I have this in a working script that I delivered. It is written as a function, but you would call it
d_swap lfile rfile
GNU mv has -b and -T. You can handle directories using the -T switch.
Quotation marks are for filenames with spaces.
This is a bit verbose, but I have used it many times with both files and directories. There may be times when you want to rename a file with the name specified in the directory, but this is not handled by this function.
This is not very effective if all you want to do is rename the files (leaving them where they are), which is best done using a shell variable.
d_swap() { test $# -eq 2 || return 2 test -e "$1" || return 3 test -e "$2" || return 3 if [ -f "$1" -a -f "$2" ] then mv -b "$1" "$2" && mv "$2"~ "$1" return 0 fi if [ -d "$1" -a -d "$2" ] then mv -T -b "$1" "$2" && mv -T "$2"~ "$1" return 0 fi return 4 }
This function will rename files.
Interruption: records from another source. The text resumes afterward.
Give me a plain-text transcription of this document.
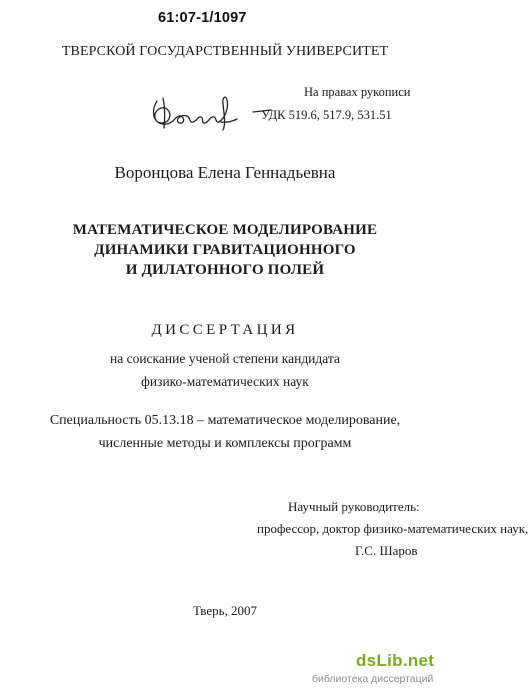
61:07-1/1097
ТВЕРСКОЙ ГОСУДАРСТВЕННЫЙ УНИВЕРСИТЕТ
На правах рукописи
УДК 519.6, 517.9, 531.51
Воронцова Елена Геннадьевна
МАТЕМАТИЧЕСКОЕ МОДЕЛИРОВАНИЕ
ДИНАМИКИ ГРАВИТАЦИОННОГО
И ДИЛАТОННОГО ПОЛЕЙ
ДИССЕРТАЦИЯ
на соискание ученой степени кандидата
физико-математических наук
Специальность 05.13.18 – математическое моделирование,
численные методы и комплексы программ
Научный руководитель:
профессор, доктор физико-математических наук,
Г.С. Шаров
Тверь, 2007
dsLib.net
библиотека диссертаций
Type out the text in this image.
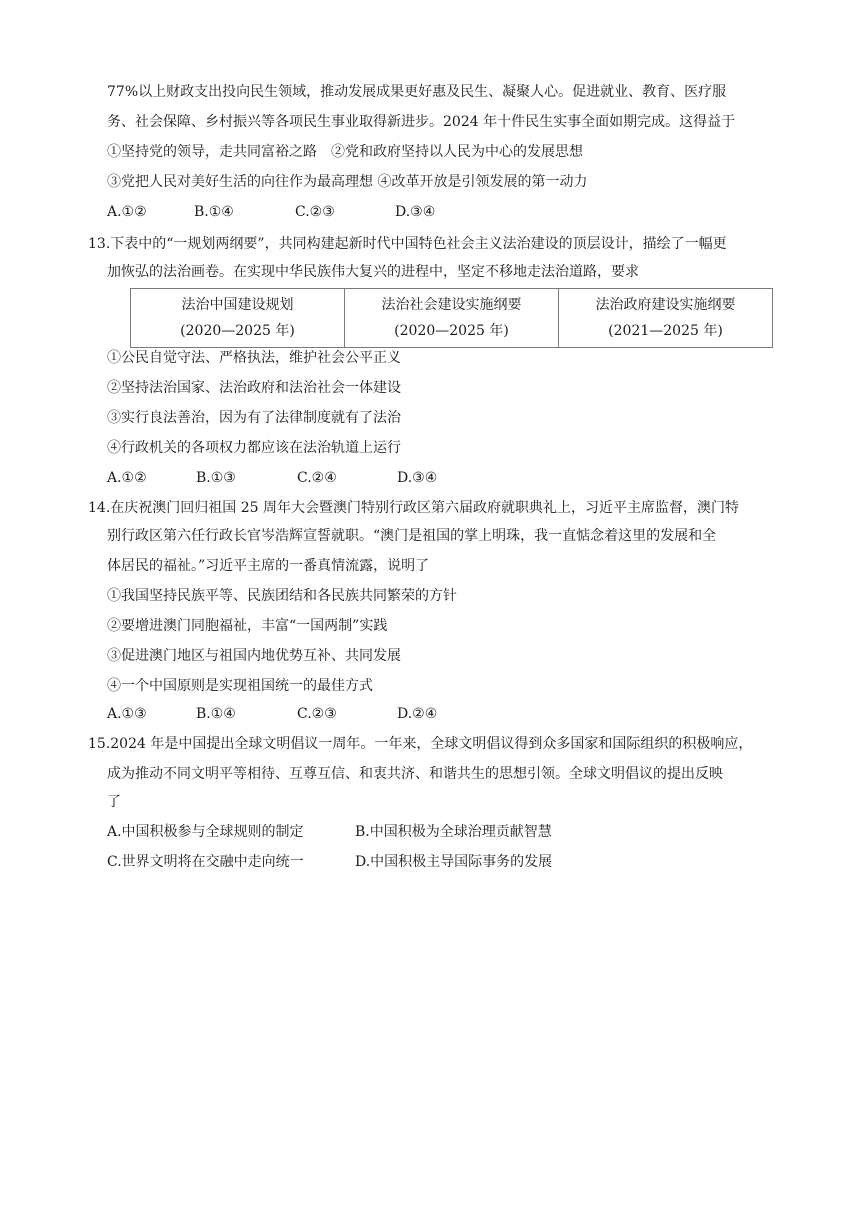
77%以上财政支出投向民生领域，推动发展成果更好惠及民生、凝聚人心。促进就业、教育、医疗服
务、社会保障、乡村振兴等各项民生事业取得新进步。2024 年十件民生实事全面如期完成。这得益于
①坚持党的领导，走共同富裕之路　②党和政府坚持以人民为中心的发展思想
③党把人民对美好生活的向往作为最高理想 ④改革开放是引领发展的第一动力
A.①②	B.①④	C.②③	D.③④
13.下表中的“一规划两纲要”，共同构建起新时代中国特色社会主义法治建设的顶层设计，描绘了一幅更
加恢弘的法治画卷。在实现中华民族伟大复兴的进程中，坚定不移地走法治道路，要求
法治中国建设规划
(2020—2025 年)

法治社会建设实施纲要
(2020—2025 年)

法治政府建设实施纲要
(2021—2025 年)
①公民自觉守法、严格执法，维护社会公平正义
②坚持法治国家、法治政府和法治社会一体建设
③实行良法善治，因为有了法律制度就有了法治
④行政机关的各项权力都应该在法治轨道上运行
A.①②	B.①③	C.②④	D.③④
14.在庆祝澳门回归祖国 25 周年大会暨澳门特别行政区第六届政府就职典礼上，习近平主席监督，澳门特
别行政区第六任行政长官岑浩辉宣誓就职。“澳门是祖国的掌上明珠，我一直惦念着这里的发展和全
体居民的福祉。”习近平主席的一番真情流露，说明了
①我国坚持民族平等、民族团结和各民族共同繁荣的方针
②要增进澳门同胞福祉，丰富“一国两制”实践
③促进澳门地区与祖国内地优势互补、共同发展
④一个中国原则是实现祖国统一的最佳方式
A.①③	B.①④	C.②③	D.②④
15.2024 年是中国提出全球文明倡议一周年。一年来，全球文明倡议得到众多国家和国际组织的积极响应，
成为推动不同文明平等相待、互尊互信、和衷共济、和谐共生的思想引领。全球文明倡议的提出反映
了
A.中国积极参与全球规则的制定	B.中国积极为全球治理贡献智慧
C.世界文明将在交融中走向统一	D.中国积极主导国际事务的发展
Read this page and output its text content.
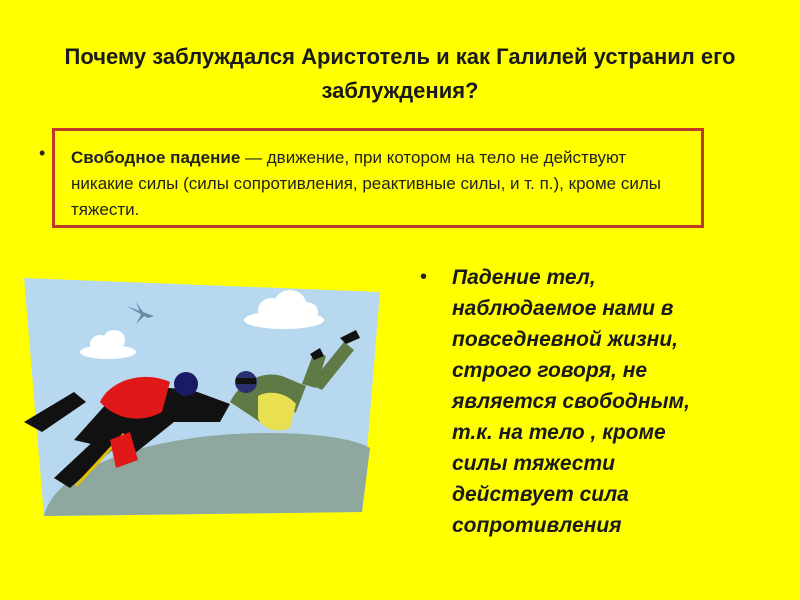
Почему заблуждался Аристотель и как Галилей устранил его заблуждения?
• Свободное падение — движение, при котором на тело не действуют никакие силы (силы сопротивления, реактивные силы, и т. п.), кроме силы тяжести.
• Падение тел, наблюдаемое нами в повседневной жизни, строго говоря, не является свободным, т.к. на тело , кроме силы тяжести действует сила сопротивления
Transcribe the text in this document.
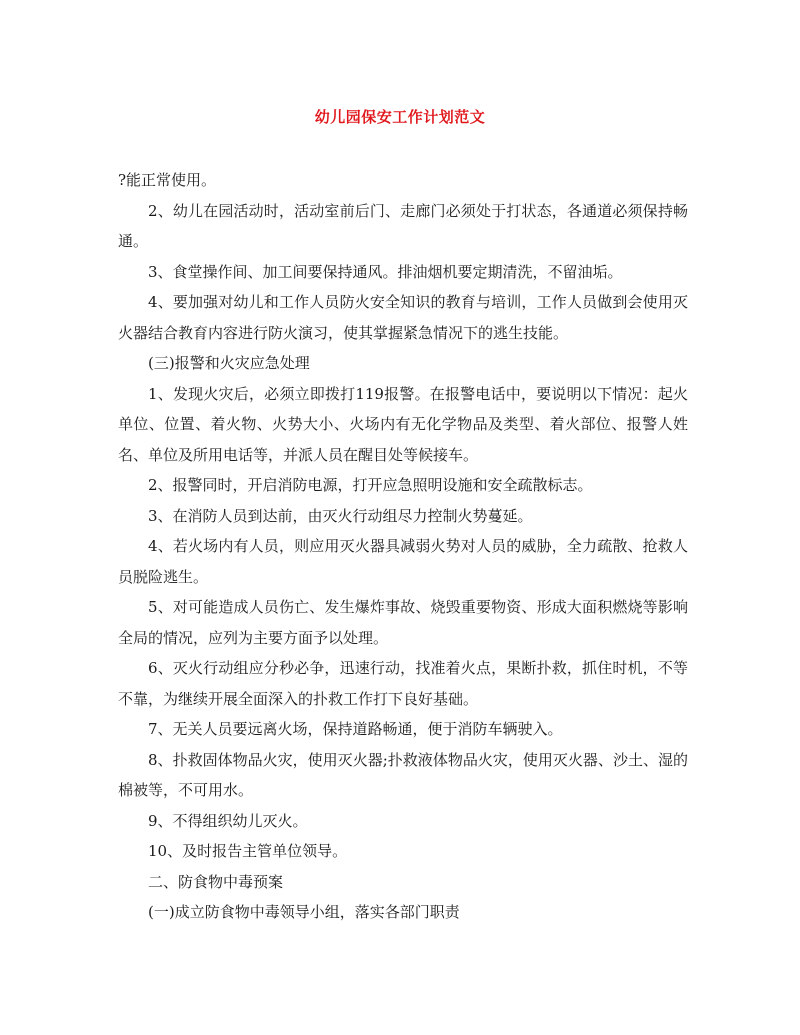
幼儿园保安工作计划范文

?能正常使用。

2、幼儿在园活动时，活动室前后门、走廊门必须处于打状态，各通道必须保持畅通。

3、食堂操作间、加工间要保持通风。排油烟机要定期清洗，不留油垢。

4、要加强对幼儿和工作人员防火安全知识的教育与培训，工作人员做到会使用灭火器结合教育内容进行防火演习，使其掌握紧急情况下的逃生技能。

(三)报警和火灾应急处理

1、发现火灾后，必须立即拨打119报警。在报警电话中，要说明以下情况：起火单位、位置、着火物、火势大小、火场内有无化学物品及类型、着火部位、报警人姓名、单位及所用电话等，并派人员在醒目处等候接车。

2、报警同时，开启消防电源，打开应急照明设施和安全疏散标志。

3、在消防人员到达前，由灭火行动组尽力控制火势蔓延。

4、若火场内有人员，则应用灭火器具减弱火势对人员的威胁，全力疏散、抢救人员脱险逃生。

5、对可能造成人员伤亡、发生爆炸事故、烧毁重要物资、形成大面积燃烧等影响全局的情况，应列为主要方面予以处理。

6、灭火行动组应分秒必争，迅速行动，找准着火点，果断扑救，抓住时机，不等不靠，为继续开展全面深入的扑救工作打下良好基础。

7、无关人员要远离火场，保持道路畅通，便于消防车辆驶入。

8、扑救固体物品火灾，使用灭火器;扑救液体物品火灾，使用灭火器、沙土、湿的棉被等，不可用水。

9、不得组织幼儿灭火。

10、及时报告主管单位领导。

二、防食物中毒预案

(一)成立防食物中毒领导小组，落实各部门职责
It uses the name temp (it puts a dot “.” Before the name) just in case the files / directories are in the same directory, which usually happens.
d_swapnames() { test $# -eq 2 || return 2 test -e "$1" || return 3 test -e "$2" || return 3 local lname="$(basename "$1")" local rname="$(basename "$2")" ( cd "$(dirname "$1")" && mv -T "$lname" ".${rname}" ) && \ ( cd "$(dirname "$2")" && mv -T "$rname" "$lname" ) && \ ( cd "$(dirname "$1")" && mv -T ".${rname}" "$rname" ) }
It is much faster (no copying, just renaming). It is even uglier. And he will rename anything: files, directories, channels, devices.